Chronic Pain

Pain Types & Symptoms

Pain can be both physical and mental. Depending on the root cause of the pain, symptoms can feel sharp, stabbing, throbbing, burning, stinging, tingling, nagging, dull, aching, freezing, or numbing. It is important to identify the type of pain symptoms that you are experiencing as this is critical to aid in the diagnosis of specific conditions.

Acute & Chronic Pain

Acute pain is severe or sudden and often resolves itself within a few days or weeks. Acute pain is frequently caused by illness, injury, or surgery. Chronic pain is persistent pain that lasts for 6 months or longer and can take a physical and emotional toll on a patient over time. The underlying cause(s) of chronic pain can be difficult to pinpoint, therefore, it is incredibly important to keep accurate documentation on symptoms, treatments, activity level, and mood.

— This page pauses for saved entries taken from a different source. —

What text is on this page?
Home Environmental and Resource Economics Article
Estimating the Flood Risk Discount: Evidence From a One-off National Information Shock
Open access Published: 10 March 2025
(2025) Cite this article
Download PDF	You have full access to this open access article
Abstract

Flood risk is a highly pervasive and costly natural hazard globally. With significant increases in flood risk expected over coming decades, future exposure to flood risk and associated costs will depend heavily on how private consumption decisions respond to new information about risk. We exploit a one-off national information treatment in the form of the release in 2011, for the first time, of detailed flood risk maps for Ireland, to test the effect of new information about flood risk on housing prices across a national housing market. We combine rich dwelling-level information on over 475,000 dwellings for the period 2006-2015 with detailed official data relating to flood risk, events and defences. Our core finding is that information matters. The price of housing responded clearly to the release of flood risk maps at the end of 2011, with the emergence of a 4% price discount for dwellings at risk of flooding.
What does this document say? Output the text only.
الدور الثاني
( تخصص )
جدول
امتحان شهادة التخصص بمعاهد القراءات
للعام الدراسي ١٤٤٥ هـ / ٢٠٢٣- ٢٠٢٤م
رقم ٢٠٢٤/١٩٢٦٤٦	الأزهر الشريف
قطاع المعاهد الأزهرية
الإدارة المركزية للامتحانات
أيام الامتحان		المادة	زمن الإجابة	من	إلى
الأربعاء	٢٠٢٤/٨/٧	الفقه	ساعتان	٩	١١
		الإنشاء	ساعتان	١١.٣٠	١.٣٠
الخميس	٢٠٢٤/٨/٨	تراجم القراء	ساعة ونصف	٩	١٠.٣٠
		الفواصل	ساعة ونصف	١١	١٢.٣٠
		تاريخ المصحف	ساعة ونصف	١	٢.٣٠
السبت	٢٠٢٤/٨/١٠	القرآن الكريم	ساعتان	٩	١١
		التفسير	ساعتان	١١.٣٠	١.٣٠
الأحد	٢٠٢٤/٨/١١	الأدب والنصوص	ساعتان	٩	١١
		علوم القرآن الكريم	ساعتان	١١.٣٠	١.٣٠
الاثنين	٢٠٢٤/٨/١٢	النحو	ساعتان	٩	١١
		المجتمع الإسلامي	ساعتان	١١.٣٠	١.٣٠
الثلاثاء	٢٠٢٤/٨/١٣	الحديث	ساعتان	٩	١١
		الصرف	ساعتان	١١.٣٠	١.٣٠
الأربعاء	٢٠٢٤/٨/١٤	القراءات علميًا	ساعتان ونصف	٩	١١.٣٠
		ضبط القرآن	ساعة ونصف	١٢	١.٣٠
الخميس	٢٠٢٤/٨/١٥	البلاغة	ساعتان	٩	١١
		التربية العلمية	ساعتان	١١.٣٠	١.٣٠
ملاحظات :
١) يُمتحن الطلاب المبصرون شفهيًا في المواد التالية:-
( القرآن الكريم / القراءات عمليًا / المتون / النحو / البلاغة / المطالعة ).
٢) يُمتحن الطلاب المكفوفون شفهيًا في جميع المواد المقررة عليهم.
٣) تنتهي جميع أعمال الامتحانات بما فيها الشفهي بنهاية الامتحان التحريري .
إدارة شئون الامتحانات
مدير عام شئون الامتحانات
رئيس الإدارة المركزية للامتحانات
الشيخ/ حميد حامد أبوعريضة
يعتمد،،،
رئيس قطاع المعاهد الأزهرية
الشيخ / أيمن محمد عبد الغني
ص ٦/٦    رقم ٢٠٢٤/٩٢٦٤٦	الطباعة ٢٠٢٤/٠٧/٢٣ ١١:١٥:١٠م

Nociceptive & Neuropathic Pain

Nociceptive pain is caused by damaged skin, muscle tissue (somatic), or internal organs (visceral). Nociceptive pain is often described as sharp, aching, or throbbing. Neuropathic pain is caused by damaged peripheral or spinal nerves from an accident, infection, surgery, or disease. Neuropathic pain occurs when there is actual nerve damage. The pain is often described as sharp, radiating, shooting or burning and can range from being mildly uncomfortable to completely disabling.

Pain Sensitivity

Pain sensitivity can be influenced by a number of characteristics like genetics, gender, long-term health problems, past experiences, psychological or social factors. Chronic pain sensitivity involves changes in the central nervous system – the brain and the spinal cord.